Moi-même je ne suis pas clairement convaincu que mon but dans la vie, le but de tous mes efforts, soit d’être heureux. Je sais bien que si j’y parviens je ferais beaucoup d’heureux autour de moi, assurément. Toutefois, je ne crois pas que Dieu m’ait créé dans le seul et étrange dessein d’être heureux toujours, tout au long de ma vie.

Je perçois que le but de ma vie est bien plus de donner de l’amour, de me livrer par amour et de le faire jusqu’à ce que cela fasse mal, de soutenir les autres, de soigner les blessés, de transmettre de l’espoir et offrir de la consolation, enfin, d’être une porte de miséricorde.

En revanche, je ne pense pas que l’objectif de mon cheminement sur terre soit d’être heureux. Jésus n’est pas venu en ce monde avec un livre de développement personnel pour affronter les difficultés de la vie avec un bon état d’esprit. Il n’a pas donné sa vie pour que nous soyons heureux.

Bien sûr, il est vrai que ces paroles résonnent profondément dans mon cœur : « Réjouis-toi, le Seigneur est avec toi ». Mon cœur s’en réjouit et j’en suis toujours ému. Je suis touché en écoutant la Bonne Nouvelle ; Jésus vient pour demeurer en moi. Il vient demeurer en mon cœur pour toujours. Il est venu habiter en moi, afin que ma vie tressaille de joie.

Alors, je comprends. Je réalise que le but de ma vie n’est pas d’être heureux, mais d’aimer. En aimant vraiment, de toute mon âme, je sais que je vivrais en paix, je sais que ma vie aura un sens et pour cela, je vivrais plus heureux.

Certes, il n’en sera pas ainsi à tout moment, tout le temps. Mais il y aura un arrière fond, une tonalité de joie dans mes paroles, une sérénité dans mes réponses, une joie simple. La joie de celui qui sait que son existence repose en Dieu.

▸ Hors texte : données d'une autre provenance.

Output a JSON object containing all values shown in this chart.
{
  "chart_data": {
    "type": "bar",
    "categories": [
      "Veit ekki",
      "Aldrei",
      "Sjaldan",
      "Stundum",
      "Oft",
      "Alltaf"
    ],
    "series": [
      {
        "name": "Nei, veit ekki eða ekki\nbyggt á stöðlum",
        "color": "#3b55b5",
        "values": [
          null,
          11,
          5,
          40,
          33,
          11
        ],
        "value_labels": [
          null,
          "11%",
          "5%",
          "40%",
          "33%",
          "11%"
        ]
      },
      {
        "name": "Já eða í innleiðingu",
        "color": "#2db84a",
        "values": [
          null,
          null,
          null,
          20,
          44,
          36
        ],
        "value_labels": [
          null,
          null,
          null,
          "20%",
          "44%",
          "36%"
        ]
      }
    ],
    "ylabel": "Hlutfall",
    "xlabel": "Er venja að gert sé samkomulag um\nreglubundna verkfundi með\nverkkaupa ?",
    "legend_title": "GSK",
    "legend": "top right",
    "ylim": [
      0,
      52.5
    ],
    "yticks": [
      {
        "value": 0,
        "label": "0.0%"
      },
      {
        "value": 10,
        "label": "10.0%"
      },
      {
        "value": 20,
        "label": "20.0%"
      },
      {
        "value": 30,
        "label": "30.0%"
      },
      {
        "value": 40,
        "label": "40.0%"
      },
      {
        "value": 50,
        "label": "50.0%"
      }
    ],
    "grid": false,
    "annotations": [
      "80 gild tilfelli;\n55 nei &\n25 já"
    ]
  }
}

Je veux grandir pour que cette semence de l’amour croisse avec force, du plus profond de mon être. Je désire grandir dans la liberté pour que les semences éternelles que Dieu a insufflées en moi, fleurissent et portent leur fruit dans ma vie. Je veux être heureux, mais je ne le recherche pas. Je désire apprendre, voilà ce que je veux, je veux apprendre à affronter la vie, voguer sur les mers et parcourir les chemins.,

Mais je ne le ferais pas avec la tristesse qui accablait les disciples d’Emmaüs, lorsqu’ils ne parviennent pas à reconnaître le Maître. Ce sera avec le feu allumé de ces hommes qui, ayant tout perdu, ont touché Jésus dans le pain rompu, et pour qui la vie a rejailli, embrasée par ce feu.

Je veux être capable de faire face à la vie, dans la joie, dans la paix, sans bousculades ou précipitations. En vérité, voilà ce que je veux.